On July 3, 2004, M went back to Montreal. I begged him not to go. I told him that I didn't think things would be okay with us if he left. He was very cryptic about not wanting to leave, but he had to, that was where he belonged. He was a citizen there and his time here was up. He kept saying he wished he had "known me longer." He never mentioned marriage, but I could tell that was what he was talking about. He kept telling me that things would be different if we'd known each other longer.
We had met only eight months prior and had only been dating for six months. M wanted a ride to the airport, and I wanted to take him. He stayed at my house for the last three days and my mom went with me to drive him the two hours to the airport. My mom fell in love with M that day too. She watched me trying not to cry and M wiping away all my tears as they fell. He would watch me and keep talking and kept wiping away my tears.
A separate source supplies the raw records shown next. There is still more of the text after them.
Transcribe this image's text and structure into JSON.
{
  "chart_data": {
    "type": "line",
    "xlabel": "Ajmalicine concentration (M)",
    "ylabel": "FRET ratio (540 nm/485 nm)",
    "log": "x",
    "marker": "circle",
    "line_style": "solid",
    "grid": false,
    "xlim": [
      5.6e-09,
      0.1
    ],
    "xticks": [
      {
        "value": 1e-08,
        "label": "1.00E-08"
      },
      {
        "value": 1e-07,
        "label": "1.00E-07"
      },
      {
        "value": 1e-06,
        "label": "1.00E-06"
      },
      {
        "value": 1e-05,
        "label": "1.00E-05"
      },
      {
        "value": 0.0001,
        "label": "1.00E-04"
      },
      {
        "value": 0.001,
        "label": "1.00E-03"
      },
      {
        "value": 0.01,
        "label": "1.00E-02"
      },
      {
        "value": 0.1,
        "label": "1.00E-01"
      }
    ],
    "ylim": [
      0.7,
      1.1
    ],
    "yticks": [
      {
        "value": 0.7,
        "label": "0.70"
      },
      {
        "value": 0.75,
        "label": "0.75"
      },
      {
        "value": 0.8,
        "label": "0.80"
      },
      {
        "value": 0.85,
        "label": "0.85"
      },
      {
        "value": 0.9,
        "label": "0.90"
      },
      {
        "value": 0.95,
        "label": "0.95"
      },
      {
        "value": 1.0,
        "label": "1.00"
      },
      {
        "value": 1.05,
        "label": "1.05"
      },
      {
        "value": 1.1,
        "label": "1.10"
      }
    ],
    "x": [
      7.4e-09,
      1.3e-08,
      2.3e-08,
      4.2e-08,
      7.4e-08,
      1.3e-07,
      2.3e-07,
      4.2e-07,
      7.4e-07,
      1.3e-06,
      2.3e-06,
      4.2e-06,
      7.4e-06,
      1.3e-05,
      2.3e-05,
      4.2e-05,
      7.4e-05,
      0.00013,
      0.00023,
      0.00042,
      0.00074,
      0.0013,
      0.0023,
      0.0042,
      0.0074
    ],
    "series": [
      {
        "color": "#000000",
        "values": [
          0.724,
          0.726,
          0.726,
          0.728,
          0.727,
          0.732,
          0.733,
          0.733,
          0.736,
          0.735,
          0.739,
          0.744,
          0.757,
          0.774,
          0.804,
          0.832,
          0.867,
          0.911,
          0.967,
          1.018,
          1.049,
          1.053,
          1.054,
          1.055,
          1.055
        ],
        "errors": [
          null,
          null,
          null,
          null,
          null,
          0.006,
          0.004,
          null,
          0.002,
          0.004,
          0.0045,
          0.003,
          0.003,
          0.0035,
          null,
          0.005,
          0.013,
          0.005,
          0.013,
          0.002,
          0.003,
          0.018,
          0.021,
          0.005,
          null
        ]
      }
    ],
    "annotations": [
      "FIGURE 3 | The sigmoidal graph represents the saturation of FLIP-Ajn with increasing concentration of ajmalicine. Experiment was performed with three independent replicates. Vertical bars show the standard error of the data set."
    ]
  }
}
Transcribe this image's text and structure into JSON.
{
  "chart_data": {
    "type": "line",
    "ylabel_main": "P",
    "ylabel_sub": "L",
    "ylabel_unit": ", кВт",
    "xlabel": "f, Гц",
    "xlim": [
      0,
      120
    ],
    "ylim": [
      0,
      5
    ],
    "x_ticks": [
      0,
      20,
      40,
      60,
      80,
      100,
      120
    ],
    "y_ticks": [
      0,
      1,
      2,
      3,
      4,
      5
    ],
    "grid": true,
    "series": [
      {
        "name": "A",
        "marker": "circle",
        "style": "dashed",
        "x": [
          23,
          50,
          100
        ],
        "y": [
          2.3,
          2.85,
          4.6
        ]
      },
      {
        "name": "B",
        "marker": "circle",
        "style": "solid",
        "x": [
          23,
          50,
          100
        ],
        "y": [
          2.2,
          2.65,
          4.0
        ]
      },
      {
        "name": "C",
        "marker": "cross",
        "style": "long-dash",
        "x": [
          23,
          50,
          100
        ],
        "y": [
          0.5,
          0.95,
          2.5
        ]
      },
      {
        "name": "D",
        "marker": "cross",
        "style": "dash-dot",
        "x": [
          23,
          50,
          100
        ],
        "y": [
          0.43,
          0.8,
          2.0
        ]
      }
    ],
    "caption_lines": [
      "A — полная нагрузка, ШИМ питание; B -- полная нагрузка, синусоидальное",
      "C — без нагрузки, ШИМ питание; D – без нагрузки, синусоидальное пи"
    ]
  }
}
He pretended I wasn't crying.
When we got to the airport, my mom took care of the car and M and I went inside together so that I could say goodbye. M took me into the giftshop and bought me a Beanie Babie. It was the softest puppy, made after the character "Odie" from the Garfield movie. It looked nothing like Odie, but it made me feel so much better. It was tiny and soft, and I knew I was going to need something on the way back home. I knew I would be crying and I knew he was not coming back for a long time. I thought I knew this, but I really had no idea how long.
I had never been outside the country before, and had no idea what Canada was. I felt like I was losing my best friend.